Но кроме тех, кто жил торговлей, привез корабль из воистину далекого Альбиона и путешественников другого толка: когда стемнело, по сходням, стараясь не шуметь, вышла в порт дюжина солдат в теплом ромейском платье. Трижды обошли они вокруг порта, разбившись на группы, добрались до самого дворца и, соединившись, трижды обошли и дворцовые стены по кругу, и площадь перед главными воротами.

Шаги этих людей были не то чтобы вовсе не слышны, а просто заметны лишь тому, кто знал, к чему прислушиваться.

Итак, трижды обойдя вокруг дворца, солдаты вернулись в порт. Они поднялись на корабль и скрылись в тени высоких мачт. Дважды хлопнула дверь капитанской каюты.

— Прощай и ты, уважаемый Али-Аг-Бек…

Далекие звезды могли бы разглядеть, как спустился по сходням высокий, чуть сутулящийся человек, тот самый, что только что прощался с капитаном. Как вслед за ним ушли в порт еще двенадцать человек, вернее, теней в свете немеркнущих, но равнодушных светил.

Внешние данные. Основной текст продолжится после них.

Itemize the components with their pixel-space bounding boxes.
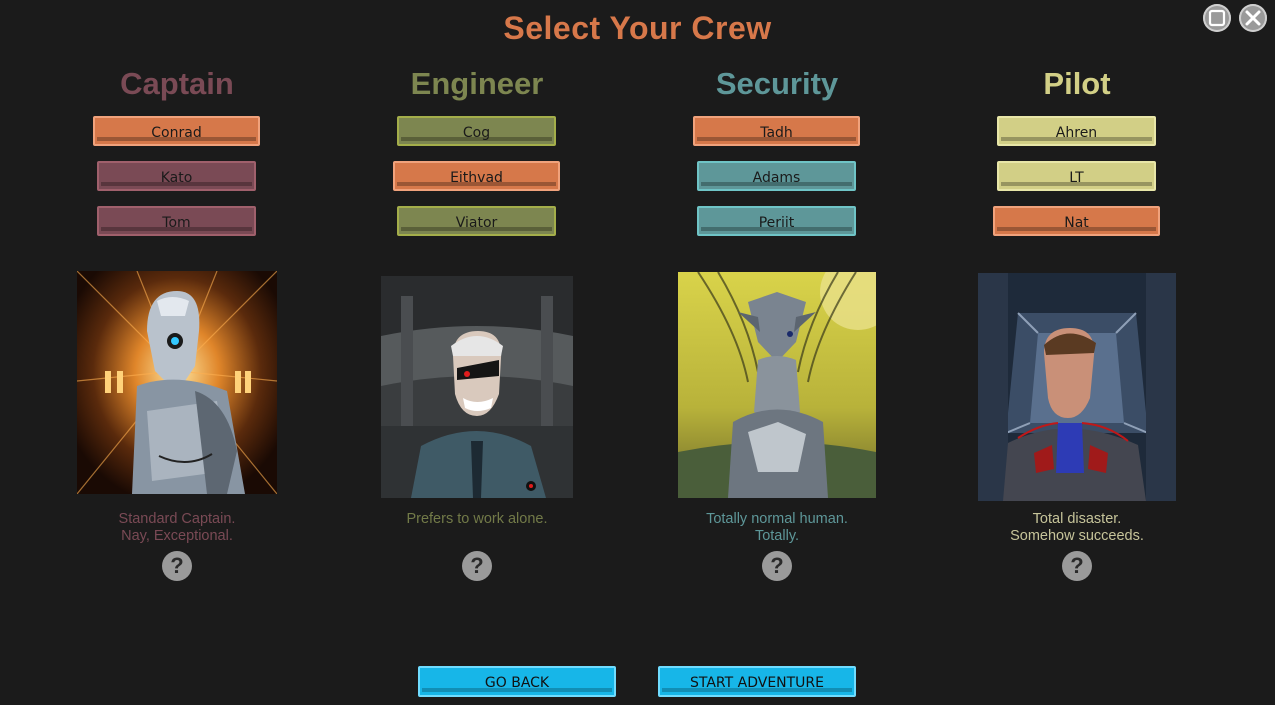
engineer-help-button[interactable]: ? bbox=[462, 551, 492, 581]
role-title-captain: Captain bbox=[120, 66, 234, 101]
crew-button-periit[interactable]: Periit bbox=[697, 206, 856, 236]
security-description: Totally normal human. Totally. bbox=[706, 511, 848, 544]
security-portrait bbox=[678, 272, 876, 498]
captain-portrait bbox=[77, 271, 277, 494]
crew-button-nat[interactable]: Nat bbox=[993, 206, 1160, 236]
pilot-portrait bbox=[978, 273, 1176, 501]
crew-button-viator[interactable]: Viator bbox=[397, 206, 556, 236]
pilot-description: Total disaster. Somehow succeeds. bbox=[1010, 511, 1144, 544]
crew-button-adams[interactable]: Adams bbox=[697, 161, 856, 191]
crew-button-ahren[interactable]: Ahren bbox=[997, 116, 1156, 146]
role-title-engineer: Engineer bbox=[410, 66, 544, 101]
crew-button-tom[interactable]: Tom bbox=[97, 206, 256, 236]
captain-help-button[interactable]: ? bbox=[162, 551, 192, 581]
maximize-button[interactable] bbox=[1203, 4, 1231, 32]
crew-button-tadh[interactable]: Tadh bbox=[693, 116, 860, 146]
role-title-security: Security bbox=[715, 66, 839, 101]
question-mark-icon: ? bbox=[170, 553, 184, 578]
role-title-pilot: Pilot bbox=[1043, 66, 1111, 101]
crew-button-cog[interactable]: Cog bbox=[397, 116, 556, 146]
captain-column: Captain bbox=[27, 60, 327, 108]
question-mark-icon: ? bbox=[770, 553, 784, 578]
engineer-column: Engineer bbox=[327, 60, 627, 108]
pilot-column: Pilot bbox=[927, 60, 1227, 108]
crew-button-kato[interactable]: Kato bbox=[97, 161, 256, 191]
crew-button-lt[interactable]: LT bbox=[997, 161, 1156, 191]
x-icon bbox=[1245, 10, 1261, 26]
square-icon bbox=[1208, 9, 1226, 27]
go-back-button[interactable]: GO BACK bbox=[418, 666, 616, 697]
question-mark-icon: ? bbox=[470, 553, 484, 578]
crew-button-conrad[interactable]: Conrad bbox=[93, 116, 260, 146]
engineer-description: Prefers to work alone. bbox=[406, 511, 548, 527]
security-column: Security bbox=[627, 60, 927, 108]
question-mark-icon: ? bbox=[1070, 553, 1084, 578]
security-help-button[interactable]: ? bbox=[762, 551, 792, 581]
start-adventure-button[interactable]: START ADVENTURE bbox=[658, 666, 856, 697]
engineer-portrait bbox=[381, 276, 573, 498]
pilot-help-button[interactable]: ? bbox=[1062, 551, 1092, 581]
crew-button-eithvad[interactable]: Eithvad bbox=[393, 161, 560, 191]
page-title: Select Your Crew bbox=[503, 10, 772, 46]
captain-description: Standard Captain. Nay, Exceptional. bbox=[118, 511, 236, 544]
close-button[interactable] bbox=[1239, 4, 1267, 32]
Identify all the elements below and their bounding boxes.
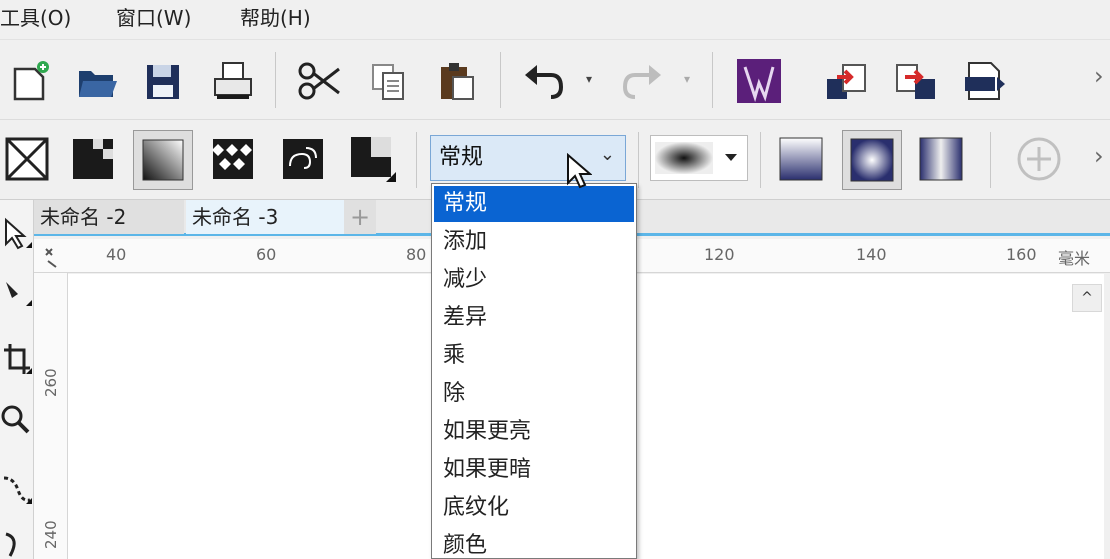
mouse-cursor-icon	[567, 153, 592, 189]
blend-option-color[interactable]: 颜色	[434, 528, 634, 559]
export-pdf-icon[interactable]	[958, 54, 1012, 108]
add-icon[interactable]	[1012, 132, 1066, 186]
zoom-tool-icon[interactable]	[0, 400, 34, 448]
ruler-label: 260	[42, 368, 60, 397]
shape-tool-icon[interactable]	[0, 272, 34, 320]
open-folder-icon[interactable]	[70, 54, 124, 108]
save-icon[interactable]	[136, 54, 190, 108]
tab-document-2[interactable]: 未命名 -2	[34, 200, 184, 234]
fountain-transparency-icon[interactable]	[133, 130, 193, 190]
tab-label: 未命名 -3	[192, 205, 279, 229]
redo-list-arrow-icon[interactable]: ▾	[684, 72, 690, 86]
uniform-transparency-icon[interactable]	[66, 132, 120, 186]
toolbar-separator	[500, 52, 501, 108]
undo-list-arrow-icon[interactable]: ▾	[586, 72, 592, 86]
transparency-picker[interactable]	[650, 135, 748, 181]
transparency-preview-icon	[655, 142, 737, 174]
menu-window[interactable]: 窗口(W)	[116, 4, 191, 32]
radial-fountain-icon[interactable]	[842, 130, 902, 190]
paste-icon[interactable]	[430, 54, 484, 108]
blend-option-if-lighter[interactable]: 如果更亮	[434, 414, 634, 450]
pick-tool-icon[interactable]	[0, 214, 34, 262]
standard-toolbar: ▾ ▾ ›	[0, 40, 1110, 120]
linear-fountain-icon[interactable]	[774, 132, 828, 186]
ruler-label: 40	[106, 245, 127, 264]
cut-icon[interactable]	[292, 54, 346, 108]
tab-label: 未命名 -2	[40, 205, 127, 229]
toolbar-separator	[416, 132, 417, 188]
two-color-pattern-icon[interactable]	[346, 132, 400, 186]
menu-tools[interactable]: 工具(O)	[0, 4, 71, 32]
ruler-label: 80	[406, 245, 427, 264]
curve-tool-icon[interactable]	[0, 530, 34, 559]
ruler-label: 120	[704, 245, 735, 264]
redo-icon[interactable]	[616, 54, 670, 108]
propertybar-overflow-icon[interactable]: ›	[1094, 142, 1104, 170]
toolbar-overflow-icon[interactable]: ›	[1094, 62, 1104, 90]
new-document-icon[interactable]	[2, 54, 56, 108]
blend-option-multiply[interactable]: 乘	[434, 338, 634, 374]
vertical-ruler[interactable]: 260 240	[34, 273, 68, 559]
copy-icon[interactable]	[362, 54, 416, 108]
menu-help[interactable]: 帮助(H)	[240, 4, 311, 32]
new-tab-plus-icon[interactable]: +	[344, 200, 376, 234]
undo-icon[interactable]	[516, 54, 570, 108]
blend-mode-select[interactable]: 常规 ⌄	[430, 135, 626, 181]
toolbar-separator	[275, 52, 276, 108]
blend-mode-value: 常规	[439, 145, 484, 170]
no-transparency-icon[interactable]	[0, 132, 54, 186]
blend-option-divide[interactable]: 除	[434, 376, 634, 412]
blend-option-if-darker[interactable]: 如果更暗	[434, 452, 634, 488]
rectangular-fountain-icon[interactable]	[914, 132, 968, 186]
app-launcher-icon[interactable]	[732, 54, 786, 108]
blend-mode-dropdown-list: 常规 添加 减少 差异 乘 除 如果更亮 如果更暗 底纹化 颜色	[431, 183, 637, 559]
chevron-down-icon: ⌄	[599, 144, 615, 165]
blend-option-add[interactable]: 添加	[434, 224, 634, 260]
ruler-label: 160	[1006, 245, 1037, 264]
ruler-label: 240	[42, 520, 60, 549]
blend-option-texturize[interactable]: 底纹化	[434, 490, 634, 526]
toolbar-separator	[712, 52, 713, 108]
freehand-tool-icon[interactable]	[0, 470, 34, 518]
ruler-label: 60	[256, 245, 277, 264]
print-icon[interactable]	[206, 54, 260, 108]
export-icon[interactable]	[890, 54, 944, 108]
toolbar-separator	[990, 132, 991, 188]
blend-option-difference[interactable]: 差异	[434, 300, 634, 336]
crop-tool-icon[interactable]	[0, 340, 34, 388]
scroll-up-button[interactable]: ^	[1072, 284, 1102, 312]
bitmap-pattern-transparency-icon[interactable]	[276, 132, 330, 186]
toolbar-separator	[638, 132, 639, 188]
toolbar-separator	[760, 132, 761, 188]
blend-option-subtract[interactable]: 减少	[434, 262, 634, 298]
ruler-label: 140	[856, 245, 887, 264]
toolbox	[0, 200, 34, 559]
ruler-unit: 毫米	[1058, 249, 1091, 268]
menu-bar: 工具(O) 窗口(W) 帮助(H)	[0, 0, 1110, 40]
blend-option-normal[interactable]: 常规	[434, 186, 634, 222]
vector-pattern-transparency-icon[interactable]	[206, 132, 260, 186]
import-icon[interactable]	[820, 54, 874, 108]
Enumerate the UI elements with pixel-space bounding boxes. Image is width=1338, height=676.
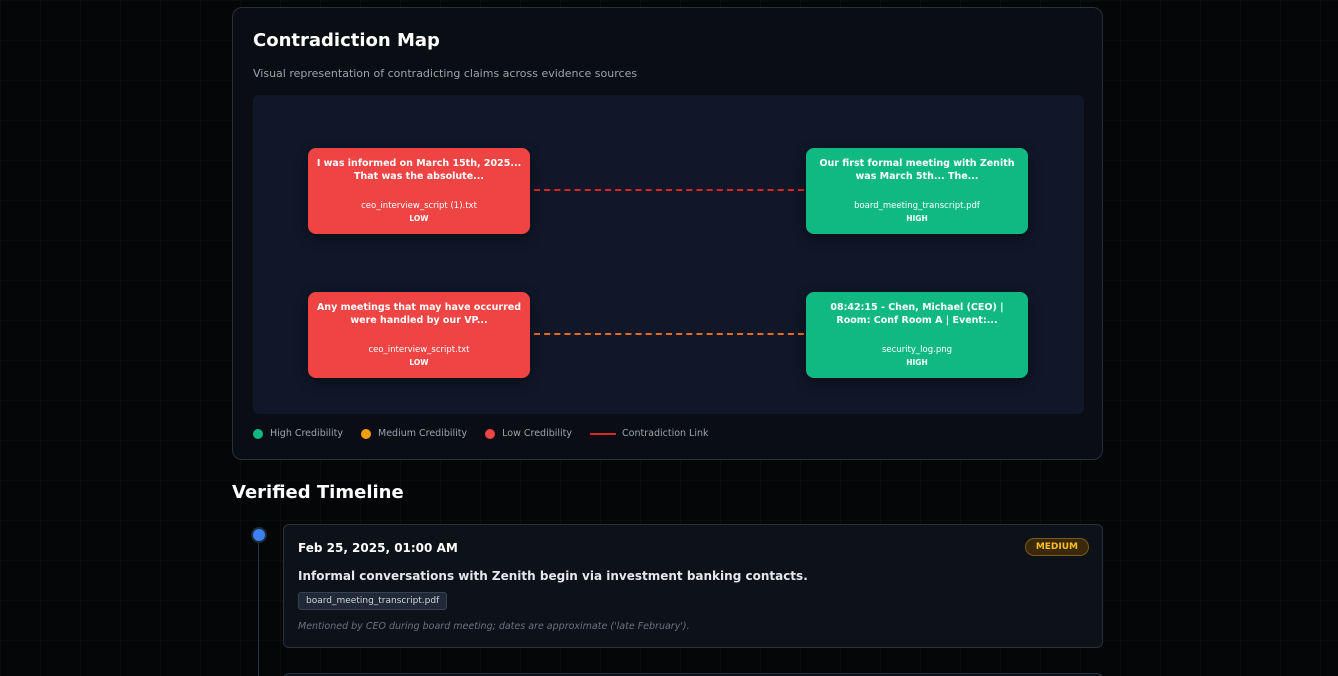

Вместе со звездами наблюдал за приездом этих более чем странных гостей и неспящий Алим. Он не был стражем, не следил за всем миром, дабы защитить своего освободителя от еще неведомых бед. Нет, он просто наслаждался дарованной свободой.

Быть может, даже неспящий и всевидящий маг не заметил бы странные преображения этих странно одетых и более чем странно ведущих себя людей, если бы процессия не остановилась у ворот дома визиря.

Высокий человек трижды постучал по отполированной до блеска медной пластине. И почти сразу створка ворот отошла в сторону.

— Не кроется ли здесь какое-то злодейство… — пробормотал Алим. О, даже всевидящие маги порой ведут себя как пугливые поварята.

— Приветствую тебя, достойный и уважаемый Анвар!

— Да распрострет над твоей неверной головой Аллах всесильный и всевидящий свою длань, мой друг! — проговорил в ответ визирь, отец Мераба, пропуская перед собой высокого гостя.

«Неужели я стал свидетелем настоящего заговора?» — вновь задал себе вопрос Алим. Он старался уследить сразу за всем в весьма обширном доме визиря и потому пропустил самое начало повествования, которое уже начал полуночный гость достойного визиря.